Nein, sagte Ramses IX., Tourismus habe es zu seiner Zeit nicht gegeben, oder sei etwa das Leben geschaffen, damit der Mensch sich vergnügen könne.
Er verstummte und blickte hinaus auf das Wasser.
Was das sei, Tourismus, fragte Harmat.
Ein Projekt der ›Moderne‹, sagte London und ergänzte, daß der Goldrausch frühe Merkmale von Tourismus zeige. Die Menschen nähmen weite Reisen auf sich, um andere Regionen aufzusuchen.
Also seien wir frühe Touristen, fragte Bildoon.
Im Gegenteil, sagte London und lachte, der Walfang ist unsere Arbeit, unser Beruf, sagte er, seine touristischen Reisen trete der Mensch jedoch zum Vergnügen an, er wolle von der anstrengenden Arbeit ausspannen.
Nein, wiederholte Ramses IX., Tourismus habe es zu seiner Zeit nicht gegeben, niemand sei gereist, um ferne Weltgegenden kennenzulernen, und das Leben sei nicht geschaffen worden, damit der Mensch sich amüsiere.
Sanft breitete sich Dämmerung über die Lagune.
Termoth lächelte.
Pirelli räusperte sich.
Eldin setzte sich behutsam dazu und legte einen Scheit Holz ins Feuer.
Der Ausguck nahm einige Schritt Anlauf und schlug einen Salto.
Ramses IX. erschrak. Ob das nicht eine heilige Handlung sei, fragte er, die die Rituale der Beisetzung begleite.

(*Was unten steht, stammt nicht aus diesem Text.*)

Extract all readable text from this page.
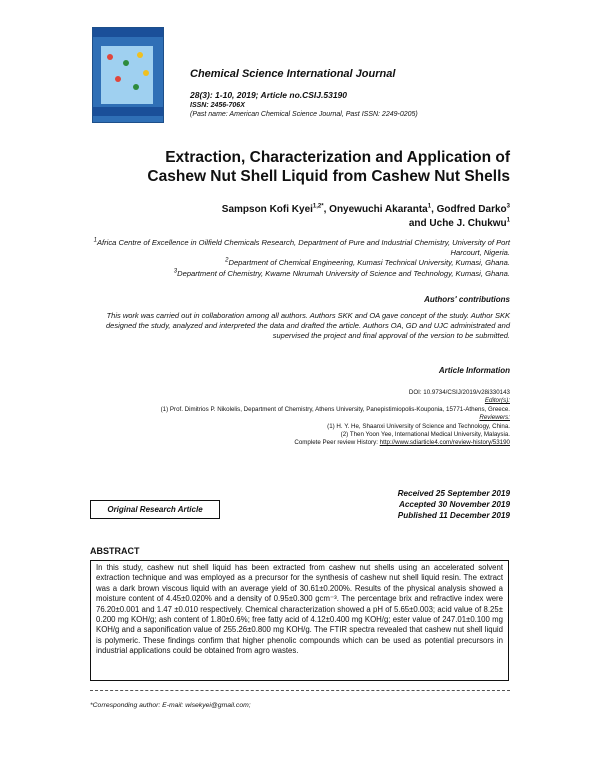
Chemical Science International Journal
28(3): 1-10, 2019; Article no.CSIJ.53190
ISSN: 2456-706X
(Past name: American Chemical Science Journal, Past ISSN: 2249-0205)
Extraction, Characterization and Application of
Cashew Nut Shell Liquid from Cashew Nut Shells
Sampson Kofi Kyei$^{1,2*}$, Onyewuchi Akaranta$^1$, Godfred Darko$^3$
and Uche J. Chukwu$^1$
$^1$Africa Centre of Excellence in Oilfield Chemicals Research, Department of Pure and Industrial Chemistry, University of Port Harcourt, Nigeria.
$^2$Department of Chemical Engineering, Kumasi Technical University, Kumasi, Ghana.
$^3$Department of Chemistry, Kwame Nkrumah University of Science and Technology, Kumasi, Ghana.
Authors' contributions
This work was carried out in collaboration among all authors. Authors SKK and OA gave concept of the study. Author SKK designed the study, analyzed and interpreted the data and drafted the article. Authors OA, GD and UJC administrated and supervised the project and final approval of the version to be submitted.
Article Information
DOI: 10.9734/CSIJ/2019/v28i330143
Editor(s):
(1) Prof. Dimitrios P. Nikolelis, Department of Chemistry, Athens University, Panepistimiopolis-Kouponia, 15771-Athens, Greece.
Reviewers:
(1) H. Y. He, Shaanxi University of Science and Technology, China.
(2) Then Yoon Yee, International Medical University, Malaysia.
Complete Peer review History: http://www.sdiarticle4.com/review-history/53190
Received 25 September 2019
Accepted 30 November 2019
Published 11 December 2019
Original Research Article
ABSTRACT
In this study, cashew nut shell liquid has been extracted from cashew nut shells using an accelerated solvent extraction technique and was employed as a precursor for the synthesis of cashew nut shell liquid resin. The extract was a dark brown viscous liquid with an average yield of 30.61±0.200%. Results of the physical analysis showed a moisture content of 4.45±0.020% and a density of 0.95±0.300 gcm⁻³. The percentage brix and refractive index were 76.20±0.001 and 1.47 ±0.010 respectively. Chemical characterization showed a pH of 5.65±0.003; acid value of 8.25± 0.200 mg KOH/g; ash content of 1.80±0.6%; free fatty acid of 4.12±0.400 mg KOH/g; ester value of 247.01±0.100 mg KOH/g and a saponification value of 255.26±0.800 mg KOH/g. The FTIR spectra revealed that cashew nut shell liquid is polymeric. These findings confirm that higher phenolic compounds which can be used as potential precursors in industrial applications could be obtained from agro wastes.
*Corresponding author: E-mail: wisekyei@gmail.com;
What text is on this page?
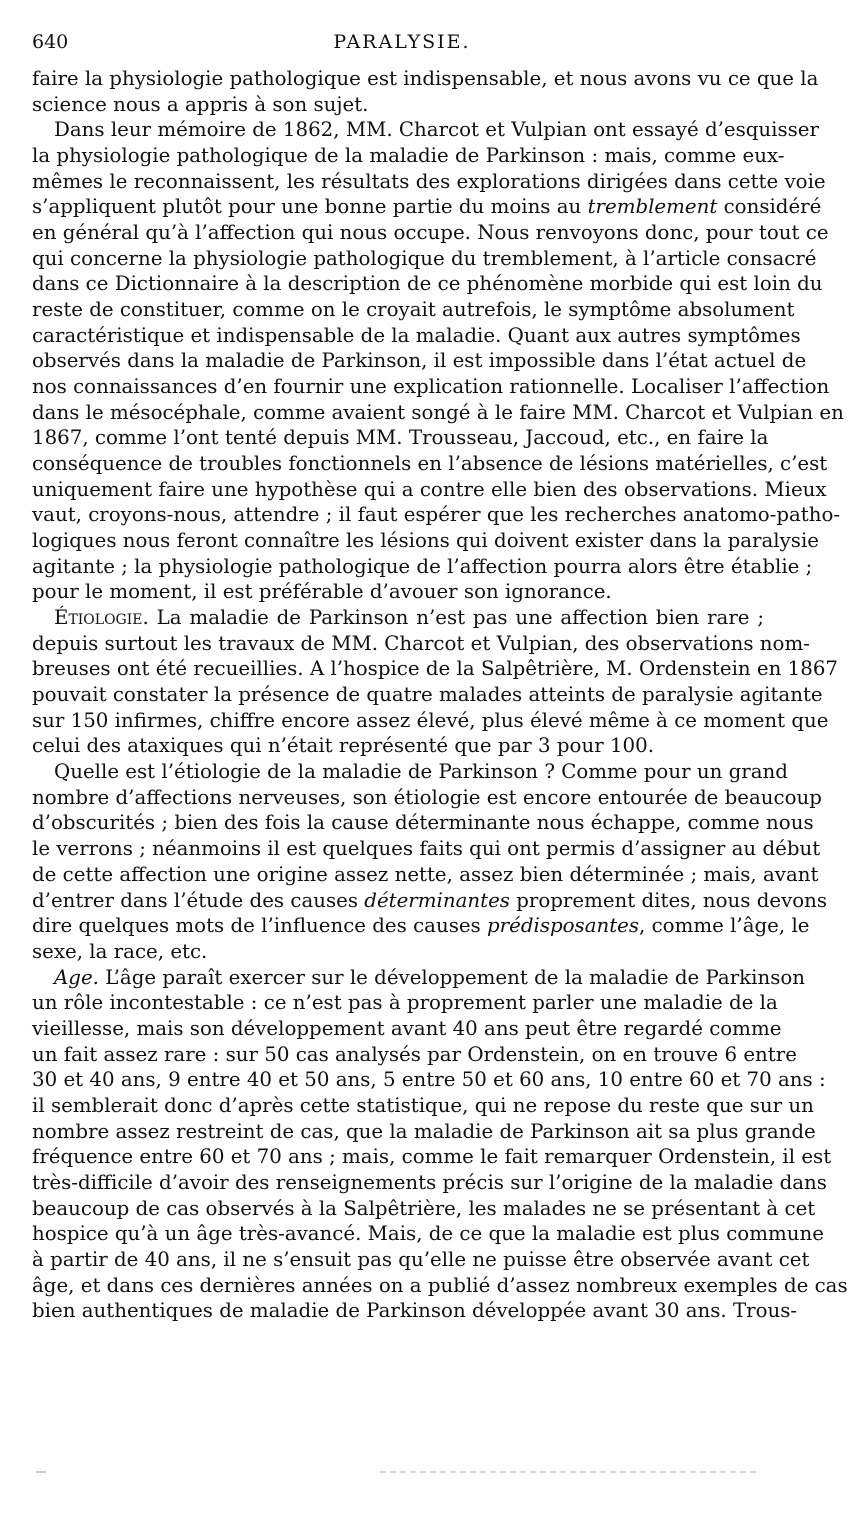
640	PARALYSIE.
faire la physiologie pathologique est indispensable, et nous avons vu ce que la
science nous a appris à son sujet.
Dans leur mémoire de 1862, MM. Charcot et Vulpian ont essayé d’esquisser
la physiologie pathologique de la maladie de Parkinson : mais, comme eux-
mêmes le reconnaissent, les résultats des explorations dirigées dans cette voie
s’appliquent plutôt pour une bonne partie du moins au tremblement considéré
en général qu’à l’affection qui nous occupe. Nous renvoyons donc, pour tout ce
qui concerne la physiologie pathologique du tremblement, à l’article consacré
dans ce Dictionnaire à la description de ce phénomène morbide qui est loin du
reste de constituer, comme on le croyait autrefois, le symptôme absolument
caractéristique et indispensable de la maladie. Quant aux autres symptômes
observés dans la maladie de Parkinson, il est impossible dans l’état actuel de
nos connaissances d’en fournir une explication rationnelle. Localiser l’affection
dans le mésocéphale, comme avaient songé à le faire MM. Charcot et Vulpian en
1867, comme l’ont tenté depuis MM. Trousseau, Jaccoud, etc., en faire la
conséquence de troubles fonctionnels en l’absence de lésions matérielles, c’est
uniquement faire une hypothèse qui a contre elle bien des observations. Mieux
vaut, croyons-nous, attendre ; il faut espérer que les recherches anatomo-patho-
logiques nous feront connaître les lésions qui doivent exister dans la paralysie
agitante ; la physiologie pathologique de l’affection pourra alors être établie ;
pour le moment, il est préférable d’avouer son ignorance.
Étiologie. La maladie de Parkinson n’est pas une affection bien rare ;
depuis surtout les travaux de MM. Charcot et Vulpian, des observations nom-
breuses ont été recueillies. A l’hospice de la Salpêtrière, M. Ordenstein en 1867
pouvait constater la présence de quatre malades atteints de paralysie agitante
sur 150 infirmes, chiffre encore assez élevé, plus élevé même à ce moment que
celui des ataxiques qui n’était représenté que par 3 pour 100.
Quelle est l’étiologie de la maladie de Parkinson ? Comme pour un grand
nombre d’affections nerveuses, son étiologie est encore entourée de beaucoup
d’obscurités ; bien des fois la cause déterminante nous échappe, comme nous
le verrons ; néanmoins il est quelques faits qui ont permis d’assigner au début
de cette affection une origine assez nette, assez bien déterminée ; mais, avant
d’entrer dans l’étude des causes déterminantes proprement dites, nous devons
dire quelques mots de l’influence des causes prédisposantes, comme l’âge, le
sexe, la race, etc.
Age. L’âge paraît exercer sur le développement de la maladie de Parkinson
un rôle incontestable : ce n’est pas à proprement parler une maladie de la
vieillesse, mais son développement avant 40 ans peut être regardé comme
un fait assez rare : sur 50 cas analysés par Ordenstein, on en trouve 6 entre
30 et 40 ans, 9 entre 40 et 50 ans, 5 entre 50 et 60 ans, 10 entre 60 et 70 ans :
il semblerait donc d’après cette statistique, qui ne repose du reste que sur un
nombre assez restreint de cas, que la maladie de Parkinson ait sa plus grande
fréquence entre 60 et 70 ans ; mais, comme le fait remarquer Ordenstein, il est
très-difficile d’avoir des renseignements précis sur l’origine de la maladie dans
beaucoup de cas observés à la Salpêtrière, les malades ne se présentant à cet
hospice qu’à un âge très-avancé. Mais, de ce que la maladie est plus commune
à partir de 40 ans, il ne s’ensuit pas qu’elle ne puisse être observée avant cet
âge, et dans ces dernières années on a publié d’assez nombreux exemples de cas
bien authentiques de maladie de Parkinson développée avant 30 ans. Trous-
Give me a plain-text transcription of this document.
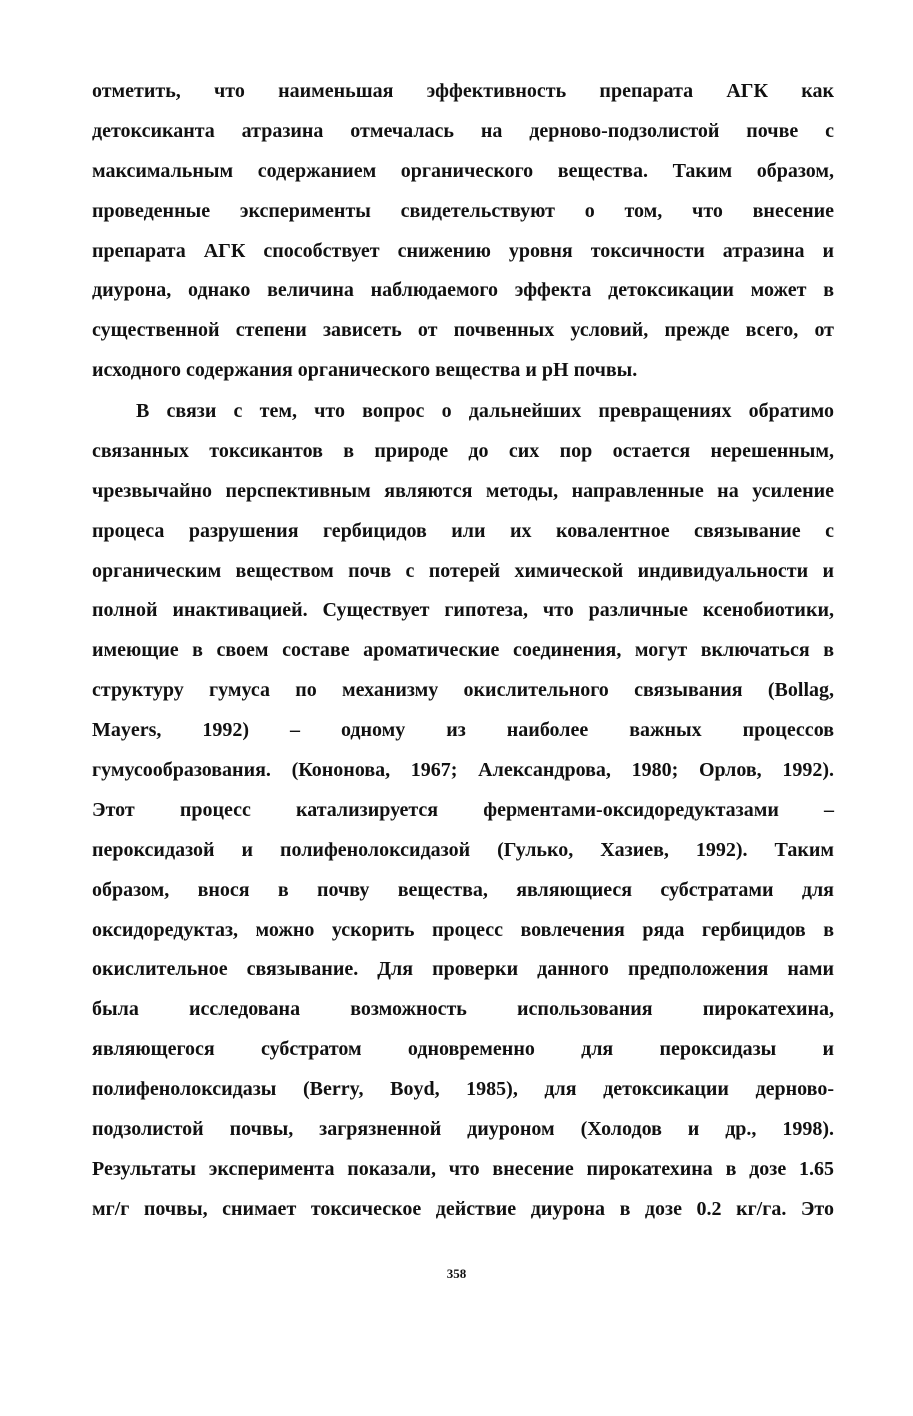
отметить, что наименьшая эффективность препарата АГК как
детоксиканта атразина отмечалась на дерново-подзолистой почве с
максимальным содержанием органического вещества. Таким образом,
проведенные эксперименты свидетельствуют о том, что внесение
препарата АГК способствует снижению уровня токсичности атразина и
диурона, однако величина наблюдаемого эффекта детоксикации может в
существенной степени зависеть от почвенных условий, прежде всего, от
исходного содержания органического вещества и pH почвы.
В связи с тем, что вопрос о дальнейших превращениях обратимо
связанных токсикантов в природе до сих пор остается нерешенным,
чрезвычайно перспективным являются методы, направленные на усиление
процеса разрушения гербицидов или их ковалентное связывание с
органическим веществом почв с потерей химической индивидуальности и
полной инактивацией. Существует гипотеза, что различные ксенобиотики,
имеющие в своем составе ароматические соединения, могут включаться в
структуру гумуса по механизму окислительного связывания (Bollag,
Mayers, 1992) – одному из наиболее важных процессов
гумусообразования. (Кононова, 1967; Александрова, 1980; Орлов, 1992).
Этот процесс катализируется ферментами-оксидоредуктазами –
пероксидазой и полифенолоксидазой (Гулько, Хазиев, 1992). Таким
образом, внося в почву вещества, являющиеся субстратами для
оксидоредуктаз, можно ускорить процесс вовлечения ряда гербицидов в
окислительное связывание. Для проверки данного предположения нами
была исследована возможность использования пирокатехина,
являющегося субстратом одновременно для пероксидазы и
полифенолоксидазы (Berry, Boyd, 1985), для детоксикации дерново-
подзолистой почвы, загрязненной диуроном (Холодов и др., 1998).
Результаты эксперимента показали, что внесение пирокатехина в дозе 1.65
мг/г почвы, снимает токсическое действие диурона в дозе 0.2 кг/га. Это
358
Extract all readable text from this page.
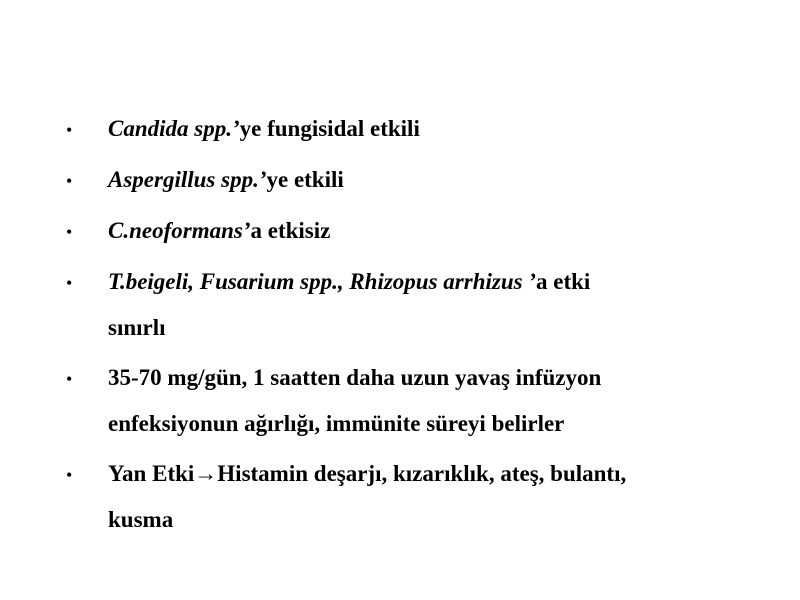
• Candida spp.’ye fungisidal etkili
• Aspergillus spp.’ye etkili
• C.neoformans’a etkisiz
• T.beigeli, Fusarium spp., Rhizopus arrhizus ’a etki
sınırlı
• 35-70 mg/gün, 1 saatten daha uzun yavaş infüzyon
enfeksiyonun ağırlığı, immünite süreyi belirler
• Yan Etki→Histamin deşarjı, kızarıklık, ateş, bulantı,
kusma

Doch offensichtlich verstand niemand, wovon er redete, und der Ausguck schlug unbekümmert einen zweiten Salto, als wäre das die einfachste Sache auf der Welt, der Pharao war entsetzt und verstummte.
Eldin staunte über die zierliche Figur des Pharao, er hatte davon vernommen, daß jemand neu aufgetaucht war, rätselhafter Herkunft und jedenfalls kaum walfangaffin, ein Pharao, was auch immer das sein mochte, aus Ägypten, wurde erzählt, es war eben Goldrausch, da strömten die Leute aus allen Gegenden des Planeten, Ägypten, hieß es, liege in Afrika, von dort würden Sklaven über den Ozean transportiert, doch der Pharao wirkte nicht wie ein Sklave, im Gegenteil, er war keineswegs eingeschüchtert, ein wenig zurückhaltend vielleicht, aber standhaft, vornehm sogar, er schien nicht auf der Flucht, seine aufrechte Haltung gebot Respekt.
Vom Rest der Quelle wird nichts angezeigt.